There are lots of surveys and data on consumer spending – retail sales, personal consumption expenditures, same-store sales, etc., etc. – but Gallup has a monthly survey which asks a different question.

Each night, Gallup asks 15,000 American households to report how much they spent the previous day, excluding spending on normal household bills and major purchases such as a home or car. This daily survey gives an indication of consumer “discretionary spending.”

Household spending in the US averaged $103 a day in June, the best performance for the month of June since 2008. Household daily spending has averaged $100 or more since February. That’s the longest stretch of triple-digit spending averages Gallup has recorded in its data since 2008.

In the past, daily spending in June has generally been flat or dipped slightly, so the strong reading last month is encouraging. Spending in July is likely to hold at its current level because in most years over the past decade, Gallup has recorded figures for July that were close to June’s average.

While the average of $103 in daily spending in June is encouraging, it is interesting to note that there is a wide variance in daily household spending depending on household income. For example, daily spending among Americans living in households earning less than $90,000 annually was flat in June, at $78, similar to May’s $79 average – well below the nationwide average of $103.

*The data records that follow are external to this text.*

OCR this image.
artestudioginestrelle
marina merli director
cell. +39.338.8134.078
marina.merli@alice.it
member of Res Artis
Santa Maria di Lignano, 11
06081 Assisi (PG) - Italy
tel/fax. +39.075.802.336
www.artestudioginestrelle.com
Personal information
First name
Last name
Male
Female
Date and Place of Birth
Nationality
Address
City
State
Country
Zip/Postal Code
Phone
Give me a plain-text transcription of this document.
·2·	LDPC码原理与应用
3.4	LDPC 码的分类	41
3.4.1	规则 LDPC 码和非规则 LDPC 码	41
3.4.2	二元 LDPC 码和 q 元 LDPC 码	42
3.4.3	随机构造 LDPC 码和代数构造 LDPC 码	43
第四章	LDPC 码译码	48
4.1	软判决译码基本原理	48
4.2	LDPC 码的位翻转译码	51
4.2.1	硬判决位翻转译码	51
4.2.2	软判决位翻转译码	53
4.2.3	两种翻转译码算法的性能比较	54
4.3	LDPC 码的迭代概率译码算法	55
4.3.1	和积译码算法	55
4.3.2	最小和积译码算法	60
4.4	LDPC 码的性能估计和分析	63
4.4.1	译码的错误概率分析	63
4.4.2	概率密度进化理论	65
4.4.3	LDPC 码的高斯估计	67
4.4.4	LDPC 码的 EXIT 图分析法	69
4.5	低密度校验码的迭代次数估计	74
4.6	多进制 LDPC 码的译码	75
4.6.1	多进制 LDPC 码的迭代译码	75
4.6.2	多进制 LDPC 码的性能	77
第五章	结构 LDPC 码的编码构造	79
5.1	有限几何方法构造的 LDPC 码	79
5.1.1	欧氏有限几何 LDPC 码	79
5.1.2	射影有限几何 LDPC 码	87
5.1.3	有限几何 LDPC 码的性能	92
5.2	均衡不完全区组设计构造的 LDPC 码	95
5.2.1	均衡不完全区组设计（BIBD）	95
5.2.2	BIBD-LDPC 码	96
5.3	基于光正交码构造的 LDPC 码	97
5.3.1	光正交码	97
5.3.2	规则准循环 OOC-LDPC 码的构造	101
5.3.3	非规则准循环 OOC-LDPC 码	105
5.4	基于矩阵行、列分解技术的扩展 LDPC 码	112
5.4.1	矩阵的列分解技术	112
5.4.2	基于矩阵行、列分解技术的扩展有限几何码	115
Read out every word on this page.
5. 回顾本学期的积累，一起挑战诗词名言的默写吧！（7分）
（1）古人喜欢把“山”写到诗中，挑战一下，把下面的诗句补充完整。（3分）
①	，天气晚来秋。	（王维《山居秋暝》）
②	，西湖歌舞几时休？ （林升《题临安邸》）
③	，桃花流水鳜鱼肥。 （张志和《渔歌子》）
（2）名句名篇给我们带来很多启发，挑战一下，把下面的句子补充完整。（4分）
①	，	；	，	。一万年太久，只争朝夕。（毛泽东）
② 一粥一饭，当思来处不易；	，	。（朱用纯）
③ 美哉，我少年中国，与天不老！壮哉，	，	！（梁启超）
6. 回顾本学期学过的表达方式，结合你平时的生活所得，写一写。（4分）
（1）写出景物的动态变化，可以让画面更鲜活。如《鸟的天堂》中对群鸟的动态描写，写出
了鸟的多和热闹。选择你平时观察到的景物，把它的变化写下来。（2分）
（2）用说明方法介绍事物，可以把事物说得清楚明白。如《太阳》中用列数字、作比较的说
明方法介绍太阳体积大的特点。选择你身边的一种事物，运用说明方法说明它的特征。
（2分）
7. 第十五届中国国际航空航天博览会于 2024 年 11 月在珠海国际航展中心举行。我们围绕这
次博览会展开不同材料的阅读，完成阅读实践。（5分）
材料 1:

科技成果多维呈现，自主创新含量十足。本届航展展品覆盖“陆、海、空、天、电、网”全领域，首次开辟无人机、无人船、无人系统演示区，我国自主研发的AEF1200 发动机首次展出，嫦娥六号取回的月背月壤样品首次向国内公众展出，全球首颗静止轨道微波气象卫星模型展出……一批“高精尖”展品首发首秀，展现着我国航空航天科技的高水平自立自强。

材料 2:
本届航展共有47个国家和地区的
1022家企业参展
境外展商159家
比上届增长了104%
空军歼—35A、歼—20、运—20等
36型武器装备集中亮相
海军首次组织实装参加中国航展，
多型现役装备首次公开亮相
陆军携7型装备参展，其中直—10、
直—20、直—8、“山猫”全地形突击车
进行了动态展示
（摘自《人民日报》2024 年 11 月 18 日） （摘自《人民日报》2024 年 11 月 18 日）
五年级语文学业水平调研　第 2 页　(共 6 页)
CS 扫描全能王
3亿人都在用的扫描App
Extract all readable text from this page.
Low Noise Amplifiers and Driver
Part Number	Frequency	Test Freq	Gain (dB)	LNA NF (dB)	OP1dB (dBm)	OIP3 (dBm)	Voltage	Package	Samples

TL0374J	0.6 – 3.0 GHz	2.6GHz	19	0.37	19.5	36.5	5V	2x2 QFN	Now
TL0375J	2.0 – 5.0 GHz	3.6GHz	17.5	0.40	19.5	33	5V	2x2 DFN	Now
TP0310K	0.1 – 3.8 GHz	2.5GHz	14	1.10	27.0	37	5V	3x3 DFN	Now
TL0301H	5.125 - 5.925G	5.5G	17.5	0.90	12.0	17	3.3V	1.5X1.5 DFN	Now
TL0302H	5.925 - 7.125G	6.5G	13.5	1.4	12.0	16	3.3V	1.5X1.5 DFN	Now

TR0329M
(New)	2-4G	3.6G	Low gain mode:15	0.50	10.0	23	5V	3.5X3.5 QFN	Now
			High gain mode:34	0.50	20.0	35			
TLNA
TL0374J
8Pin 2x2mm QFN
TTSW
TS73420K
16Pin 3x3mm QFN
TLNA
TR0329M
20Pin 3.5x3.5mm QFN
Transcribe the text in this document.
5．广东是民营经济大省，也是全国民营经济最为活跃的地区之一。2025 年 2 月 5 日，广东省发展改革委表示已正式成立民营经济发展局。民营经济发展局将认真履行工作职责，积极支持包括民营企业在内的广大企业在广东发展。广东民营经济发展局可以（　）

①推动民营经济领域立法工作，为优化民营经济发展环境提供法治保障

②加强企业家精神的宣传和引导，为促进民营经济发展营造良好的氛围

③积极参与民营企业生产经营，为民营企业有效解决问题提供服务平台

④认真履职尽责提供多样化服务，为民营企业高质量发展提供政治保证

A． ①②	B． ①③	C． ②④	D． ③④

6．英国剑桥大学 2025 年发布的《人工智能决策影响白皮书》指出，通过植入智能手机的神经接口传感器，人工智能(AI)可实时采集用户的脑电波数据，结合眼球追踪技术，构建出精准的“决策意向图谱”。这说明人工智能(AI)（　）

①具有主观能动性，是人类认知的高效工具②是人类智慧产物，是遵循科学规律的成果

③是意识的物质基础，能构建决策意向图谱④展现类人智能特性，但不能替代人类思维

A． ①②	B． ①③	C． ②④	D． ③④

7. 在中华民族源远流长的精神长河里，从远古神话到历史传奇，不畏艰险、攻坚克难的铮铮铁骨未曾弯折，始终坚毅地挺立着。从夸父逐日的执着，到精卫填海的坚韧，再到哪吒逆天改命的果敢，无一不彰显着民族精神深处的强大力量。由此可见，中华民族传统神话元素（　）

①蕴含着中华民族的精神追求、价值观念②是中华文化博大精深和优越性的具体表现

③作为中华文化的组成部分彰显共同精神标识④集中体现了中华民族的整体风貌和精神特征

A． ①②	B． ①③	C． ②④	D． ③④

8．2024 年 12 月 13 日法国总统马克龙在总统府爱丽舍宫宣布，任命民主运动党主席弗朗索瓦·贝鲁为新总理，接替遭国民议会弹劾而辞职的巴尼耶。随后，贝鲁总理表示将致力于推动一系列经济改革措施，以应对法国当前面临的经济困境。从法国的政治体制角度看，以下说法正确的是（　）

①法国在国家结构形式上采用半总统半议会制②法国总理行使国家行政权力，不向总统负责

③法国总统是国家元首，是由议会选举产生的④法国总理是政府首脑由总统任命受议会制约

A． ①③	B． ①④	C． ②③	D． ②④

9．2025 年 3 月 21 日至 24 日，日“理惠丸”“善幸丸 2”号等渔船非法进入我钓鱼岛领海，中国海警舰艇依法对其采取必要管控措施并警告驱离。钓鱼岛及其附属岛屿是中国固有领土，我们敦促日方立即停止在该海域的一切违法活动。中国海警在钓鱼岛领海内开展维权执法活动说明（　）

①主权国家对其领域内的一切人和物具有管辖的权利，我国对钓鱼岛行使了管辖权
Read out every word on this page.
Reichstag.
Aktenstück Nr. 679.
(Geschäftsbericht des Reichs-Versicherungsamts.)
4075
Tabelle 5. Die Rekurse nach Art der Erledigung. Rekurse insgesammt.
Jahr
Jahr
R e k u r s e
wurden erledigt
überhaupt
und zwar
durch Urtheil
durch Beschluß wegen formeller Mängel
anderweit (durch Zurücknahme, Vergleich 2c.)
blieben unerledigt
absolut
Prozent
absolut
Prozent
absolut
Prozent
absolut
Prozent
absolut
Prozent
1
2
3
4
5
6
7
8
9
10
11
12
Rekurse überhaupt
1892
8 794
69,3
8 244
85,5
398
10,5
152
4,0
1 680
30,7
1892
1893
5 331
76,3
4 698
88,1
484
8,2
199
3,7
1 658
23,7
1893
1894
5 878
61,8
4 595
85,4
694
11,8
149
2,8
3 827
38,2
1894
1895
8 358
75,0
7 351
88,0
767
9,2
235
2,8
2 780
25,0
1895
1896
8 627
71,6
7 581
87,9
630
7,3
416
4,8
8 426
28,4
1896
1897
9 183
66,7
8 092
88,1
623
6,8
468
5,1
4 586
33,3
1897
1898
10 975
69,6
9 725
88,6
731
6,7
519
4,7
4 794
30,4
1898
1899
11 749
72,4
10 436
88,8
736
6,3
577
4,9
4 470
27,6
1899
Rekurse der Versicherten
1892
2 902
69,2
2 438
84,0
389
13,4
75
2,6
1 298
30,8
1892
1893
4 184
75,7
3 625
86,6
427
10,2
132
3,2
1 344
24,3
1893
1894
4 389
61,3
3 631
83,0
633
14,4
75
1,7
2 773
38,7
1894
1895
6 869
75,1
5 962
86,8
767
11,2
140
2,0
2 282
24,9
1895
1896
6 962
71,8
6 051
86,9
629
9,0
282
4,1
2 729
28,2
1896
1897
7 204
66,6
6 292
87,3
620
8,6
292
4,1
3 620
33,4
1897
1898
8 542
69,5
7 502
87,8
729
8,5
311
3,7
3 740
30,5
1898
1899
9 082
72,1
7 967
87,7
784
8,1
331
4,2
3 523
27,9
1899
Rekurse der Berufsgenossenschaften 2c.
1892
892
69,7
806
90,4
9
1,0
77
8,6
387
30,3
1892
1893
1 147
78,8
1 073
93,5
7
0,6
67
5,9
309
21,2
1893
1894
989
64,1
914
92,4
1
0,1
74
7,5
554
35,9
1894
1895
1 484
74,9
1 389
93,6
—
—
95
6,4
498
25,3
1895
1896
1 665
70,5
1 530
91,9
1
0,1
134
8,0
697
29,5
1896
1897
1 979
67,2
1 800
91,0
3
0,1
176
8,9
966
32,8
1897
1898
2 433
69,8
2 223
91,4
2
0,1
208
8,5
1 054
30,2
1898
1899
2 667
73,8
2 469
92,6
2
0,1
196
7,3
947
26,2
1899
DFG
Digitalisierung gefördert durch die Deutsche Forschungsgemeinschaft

Yet Americans in households earning more than $90,000 annually spent an average of $163 a day in June, statistically similar to the average of $169 they spent in May. What stands out here is that households making over $90,000 spent over twice as much daily as households making less than $90,000 on average.

The point is, consumer spending has been very strong for most of this year based on Gallup’s latest survey and others. Although Americans’ confidence in the US economy has edged down from the high points recorded after last fall’s presidential election, their spending hasn’t slowed.

With inflation having slowed, unemployment at a 16-year low and the US Department of Commerce reporting personal income up slightly this year, it is likely that spending will remain at this elevated level in the second half of the year.

The question then is, what should economic growth look like for the rest of 2017? Does it mean economic growth is poised to accelerate to 3.0-3.5% in the second half, as so many mainstream economists continue to expect?

Or does it suggest a continuation of sub-2% GDP growth? I continue to believe the latter is more likely, unfortunately. Sure, we could see GDP growth improve marginally to slightly above 2% in the second half of this year. But even if that materializes, growth will still be disappointing.

IMF Cuts US Growth Forecasts, Citing Trump Uncertainties

The International Monetary Fund (IMF) last week cut its growth forecasts for the US economy to 2.1% for both 2017 and 2018, down from its previous estimates of 2.3% for 2017 and 2.5% for 2018. The US economy grew by just 1.6% last year and only 1.4% in the 1Q of this year.

The IMF questioned whether President Trump will be successful in getting his tax cuts and fiscal spending plans through Congress and as a result, it dropped its assumption that GDP growth can reach 3% over a sustained period.

The IMF noted that the assumptions for those prior forecasts appear to have evaporated in the face of a lack of details over the Trump tax plan, the unlikelihood of getting his reforms through Congress and the $3.6 trillion in government spending cuts over 10 years — as proposed in the president’s budget plan in late May.

The takeaway here is that even the optimistic IMF has dialed back its economic growth assumptions for the US this year and next. At best, they now expect the US economy to grow by only 2.1% for this year and in 2018.

Mainstream economists, the Congressional Budget Office, the White House Office of Management & Budget and other independent groups like the IMF have overestimated US economic growth for years. They just can’t get it right.

It seems that each year we come in with a new set of rosy forecasts, only to see them whittled down over time. Yet as regular readers know, I have not bought into those forecasts and have consistently said so in these pages.